MKE Eager to Foster LED Equipment Industry

Plans to set aside 50 bln won in R&D outlays for the development of LED equipment






















The government announced a plan to invest 50 billion won in R&D outlays over three years until 2011 with the goal of raising the rate of localizing light-emitting diode (LED) equipment technology to 40 percent.
Lee Seung-woo, director of the Information and Electronics Industries Division at the Ministry of Knowledge Economy (MKE), said, these days the television back light unit (BLU) market is expanding due to a surge in the demand for LED, and Korean companies' facility investments are forecast to jump to 3 trillion won by 2012, but the Korean LED equipment industry is still in its infancy, as Korea depends on Veeco of the United States and Axitron of Germany for importing the Metal Organic Chemical Vapor Deposition (MOCVD) equipment, key equipment for depositing thin layers of atoms onto a semiconductor wafer.
The MKE plans to develop LED equipment with its own technology and foster the LED equipment and parts industries in a bid to secure a competitive edge in the prices of LED products, Lee said.

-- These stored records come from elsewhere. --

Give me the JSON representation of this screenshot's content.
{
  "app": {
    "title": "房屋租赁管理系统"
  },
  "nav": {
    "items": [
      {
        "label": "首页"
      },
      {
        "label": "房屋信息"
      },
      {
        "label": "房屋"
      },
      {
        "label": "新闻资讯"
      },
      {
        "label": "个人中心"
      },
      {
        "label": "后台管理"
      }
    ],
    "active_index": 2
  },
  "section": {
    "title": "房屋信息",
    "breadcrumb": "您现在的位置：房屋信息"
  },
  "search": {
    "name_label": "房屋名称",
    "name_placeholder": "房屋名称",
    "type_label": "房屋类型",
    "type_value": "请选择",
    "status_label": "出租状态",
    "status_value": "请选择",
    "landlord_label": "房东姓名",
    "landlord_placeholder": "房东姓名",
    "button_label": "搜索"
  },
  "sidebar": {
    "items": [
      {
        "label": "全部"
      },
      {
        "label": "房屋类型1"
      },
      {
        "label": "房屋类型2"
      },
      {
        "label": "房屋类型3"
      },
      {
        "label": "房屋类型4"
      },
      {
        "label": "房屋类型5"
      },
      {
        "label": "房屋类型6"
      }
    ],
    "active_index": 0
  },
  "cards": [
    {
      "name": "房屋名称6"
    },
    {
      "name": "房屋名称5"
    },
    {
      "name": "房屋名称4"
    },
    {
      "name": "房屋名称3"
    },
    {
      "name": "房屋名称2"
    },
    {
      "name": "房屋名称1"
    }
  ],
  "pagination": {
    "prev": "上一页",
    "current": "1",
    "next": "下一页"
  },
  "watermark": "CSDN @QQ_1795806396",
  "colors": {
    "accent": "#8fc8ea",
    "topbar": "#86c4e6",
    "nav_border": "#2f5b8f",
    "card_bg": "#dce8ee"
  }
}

These and other steps were contained in a comprehensive plan on the development of LED equipment, which was unveiled by the MKE on July 16 during a ceremony to declare co-prosperity among LED equipment manufacturers and client companies.

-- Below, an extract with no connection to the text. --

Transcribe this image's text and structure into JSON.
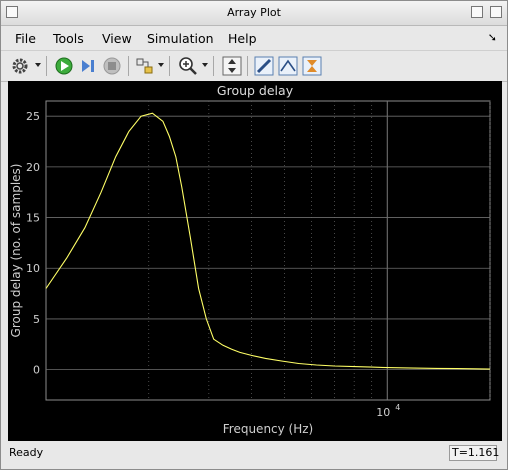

The comprehensive plan calls for the commercialization of MOCVD for the production of 6-inch EPI wafers by 2011 and the development of prototype MOCVD equipment for the production of 8-inch wafers by 2012. The E-beam process will also be automated together with the MOCVD project. The government also plans to raise the die bonder tolerance number per second in the packing process as well as develop high-speed testers.
MKE officials said the plan is designed to foster MOCVD makers ranking third and fourth in the world, which would produce cheaper Korean-made equipment, thus allowing price competitiveness of LED products.

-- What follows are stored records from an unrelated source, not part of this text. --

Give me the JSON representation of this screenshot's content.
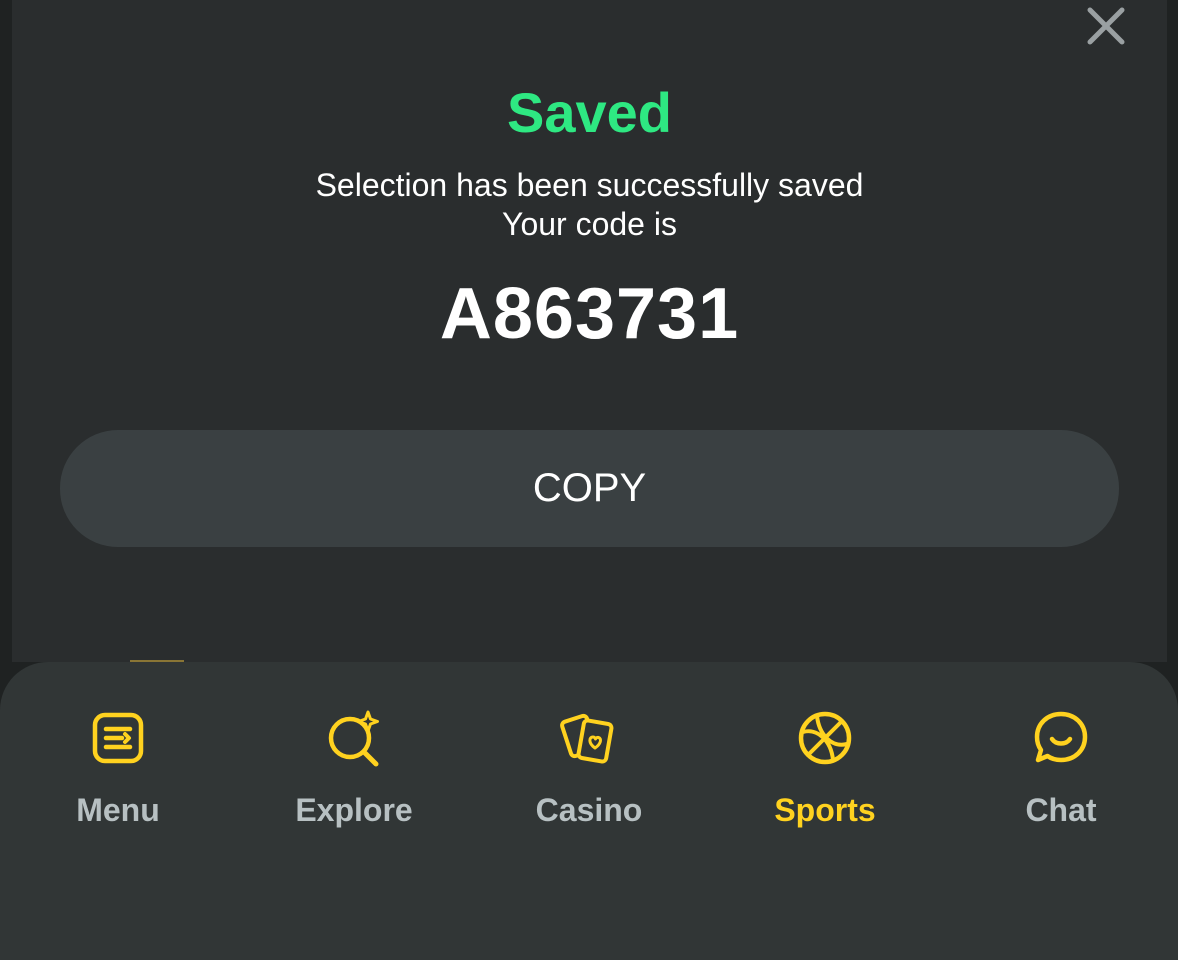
{
  "modal": {
    "title": "Saved",
    "message_line1": "Selection has been successfully saved",
    "message_line2": "Your code is",
    "code": "A863731",
    "copy_label": "COPY",
    "close_icon": "close-icon"
  },
  "nav": {
    "active": "Sports",
    "items": [
      {
        "label": "Menu",
        "icon": "menu-icon"
      },
      {
        "label": "Explore",
        "icon": "explore-icon"
      },
      {
        "label": "Casino",
        "icon": "casino-icon"
      },
      {
        "label": "Sports",
        "icon": "basketball-icon"
      },
      {
        "label": "Chat",
        "icon": "chat-icon"
      }
    ]
  },
  "colors": {
    "success": "#2ee882",
    "accent": "#ffd21f",
    "modal_bg": "#2a2d2e",
    "nav_bg": "#313636",
    "button_bg": "#3a4042",
    "nav_label": "#b7c0c2"
  }
}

Such client companies as LG Innotek and Samsung LED as well as equipment makers such as Jusung Engineering and ADP Engineering participated in the ceremony in which they agreed to develop and purchase low-priced, high-performance equipment.
MKE Minister Lee Youn-ho said in an opening speech, "It is necessary to work out policies to grow the front and rear industries of the LED sector at the initial stage in a bid to establish the LED industry, a key sector of new growth engines, as a breadwinner of the future, and in this regard, diverse support measures will be considered." To this end, the government plans to invest 50 billion won in the next three years in R&D outlays for the development of LED equipment technology, said Cho Seok, assistant minister of the Office of Industries at the MKE.
The Korean LED market has surged as the large demand is shifting from small-size back light units (BLUs) for such products as cell phones to large-size BLUs like TV sets.
Figures released by Strategies Unlimited and Korea Photonics Technology Institute, showed that the Korean LED materials market is predicted to shoot up from $520 million in 2008 to $670 million in 2009 and to $2.48 billion in 2010, while the global market is forecast to surge from $5.1 billion in 2008 to $5.5 billion in 2009 and $7.7 billion in 2010. nw

Representatives from Korea LED equipment manufacturers and client companies hold a ceremony in July to declare co-prosperity among producers and consumers.